Repeated dose toxicity

A 90-day rat inhalation study demonstrates local irritation (as indicated by effects on the eyes and nose) in the absence of any systemic toxicity at an exposure concentration of 45 ppm (203 mg/m³). A NOAEC of 15 ppm (70 mg/m³) is derived for this study. Waivers are proposed according to column 2 of Annex VIII and IX of the REACH Regulation for dermal and oral exposure; the toxicity of the substance by a relevant route of exposure (inhalation) has been adequately investigated.

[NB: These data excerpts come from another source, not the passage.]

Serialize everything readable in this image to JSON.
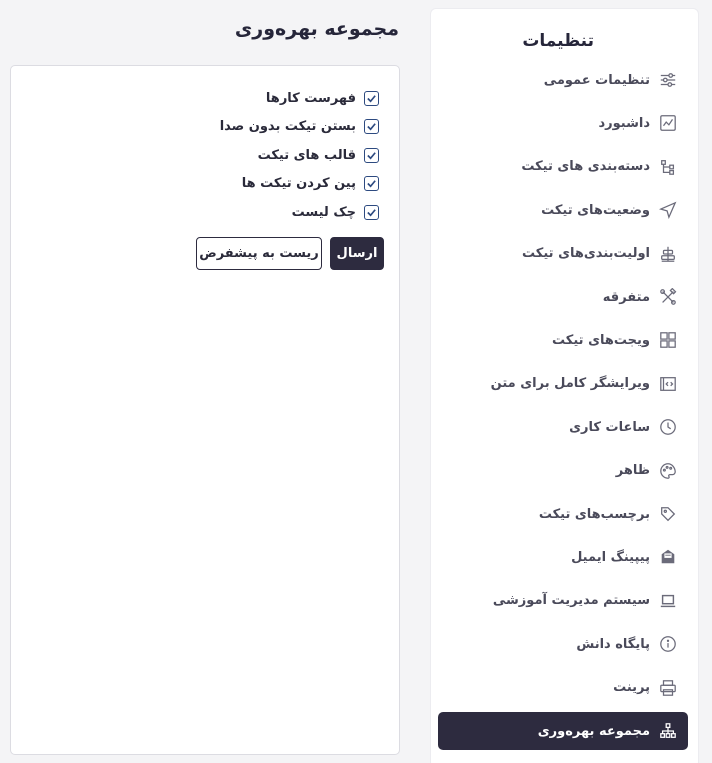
{
  "sidebar": {
    "title": "تنظیمات",
    "items": [
      {
        "label": "تنظیمات عمومی",
        "icon": "sliders-icon"
      },
      {
        "label": "داشبورد",
        "icon": "chart-icon"
      },
      {
        "label": "دسته‌بندی های تیکت",
        "icon": "hierarchy-icon"
      },
      {
        "label": "وضعیت‌های تیکت",
        "icon": "send-icon"
      },
      {
        "label": "اولیت‌بندی‌های تیکت",
        "icon": "priority-icon"
      },
      {
        "label": "متفرقه",
        "icon": "tools-icon"
      },
      {
        "label": "ویجت‌های تیکت",
        "icon": "grid-icon"
      },
      {
        "label": "ویرایشگر کامل برای متن",
        "icon": "code-icon"
      },
      {
        "label": "ساعات کاری",
        "icon": "clock-icon"
      },
      {
        "label": "ظاهر",
        "icon": "palette-icon"
      },
      {
        "label": "برچسب‌های تیکت",
        "icon": "tag-icon"
      },
      {
        "label": "پیپینگ ایمیل",
        "icon": "email-icon"
      },
      {
        "label": "سیستم مدیریت آموزشی",
        "icon": "laptop-icon"
      },
      {
        "label": "پایگاه دانش",
        "icon": "info-icon"
      },
      {
        "label": "پرینت",
        "icon": "printer-icon"
      },
      {
        "label": "مجموعه بهره‌وری",
        "icon": "sitemap-icon",
        "active": true
      }
    ]
  },
  "main": {
    "title": "مجموعه بهره‌وری",
    "options": [
      {
        "label": "فهرست کارها",
        "checked": true
      },
      {
        "label": "بستن تیکت بدون صدا",
        "checked": true
      },
      {
        "label": "قالب های تیکت",
        "checked": true
      },
      {
        "label": "پین کردن تیکت ها",
        "checked": true
      },
      {
        "label": "چک لیست",
        "checked": true
      }
    ],
    "submit_label": "ارسال",
    "reset_label": "ریست به پیشفرض"
  },
  "colors": {
    "accent": "#2d2b3f",
    "checkbox": "#2d4a80"
  }
}
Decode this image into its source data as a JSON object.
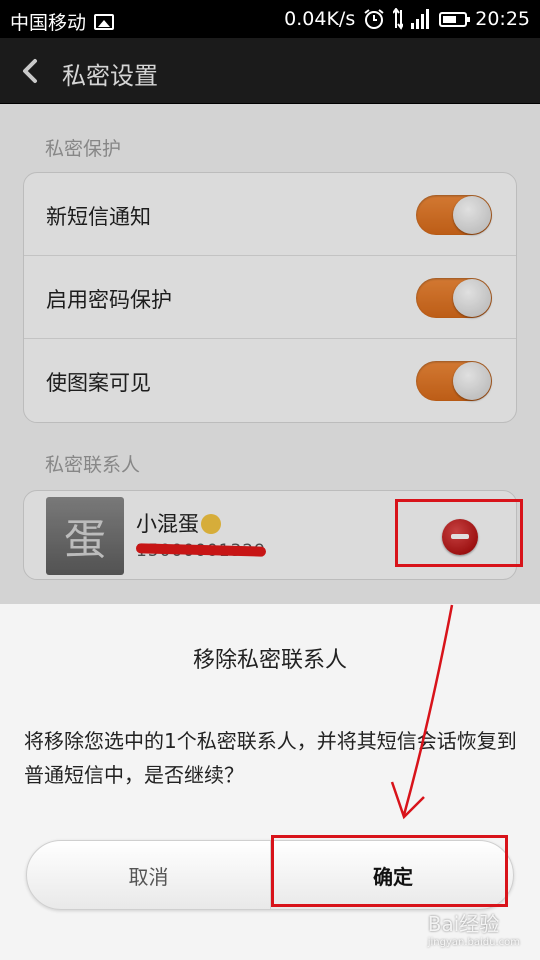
{
  "status_bar": {
    "carrier": "中国移动",
    "net_speed": "0.04K/s",
    "time": "20:25",
    "icons": [
      "image-icon",
      "alarm-icon",
      "signal-icon",
      "battery-icon"
    ]
  },
  "header": {
    "title": "私密设置",
    "back_icon": "chevron-left-icon"
  },
  "privacy_section": {
    "label": "私密保护",
    "toggles": [
      {
        "label": "新短信通知",
        "on": true
      },
      {
        "label": "启用密码保护",
        "on": true
      },
      {
        "label": "使图案可见",
        "on": true
      }
    ]
  },
  "contacts_section": {
    "label": "私密联系人",
    "contacts": [
      {
        "avatar_char": "蛋",
        "name": "小混蛋",
        "number": "15000001329",
        "number_redacted": true
      }
    ]
  },
  "dialog": {
    "title": "移除私密联系人",
    "message": "将移除您选中的1个私密联系人，并将其短信会话恢复到普通短信中，是否继续？",
    "cancel_label": "取消",
    "confirm_label": "确定"
  },
  "annotations": {
    "color": "#d8131a"
  },
  "watermark": {
    "text": "Bai经验",
    "sub": "jingyan.baidu.com"
  },
  "colors": {
    "toggle_on": "#e4762a",
    "title_bar": "#1f1f1f",
    "remove_button": "#c0181a"
  }
}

Additional studies are therefore not scientifically justified and cannot be supported on animal welfare grounds

 

Genetic toxicity

Negative results are reported in vitro in three Ames tests and in studies of mutagenicity and clastogenicity in mammalian cells. An additional study of clastogenicity with the read-across substance adipic acid also gives negative results. In vivo, negative results are reported in a rat bone marrow cytogenicity assay and in a rat dominant lethal assay, both performed with the read-across substance adipic acid.

 

Reproductive and developmental toxicity

No studies are available with regard to reproduction and developmental toxicity of e-caprolactone. However, a well conducted 90-day inhalation study showed no macroscopic and histopathological effects on reproductive organs and also other systemic effects were not found during this study. The lack of systemic effects can be explained by the rapid hydrolysis in stomach and blood, resulting in the formation of 6-hydroxyhexanoic acid. No reproductive toxicity is expected for this simple aliphatic carboxylic acid.

A rabbit developmental toxicity study performed with the read-across substance adipic acid reports a NOAEL for maternal and developmental toxicity of 250 mg/kg bw/day, the highest dose level tested.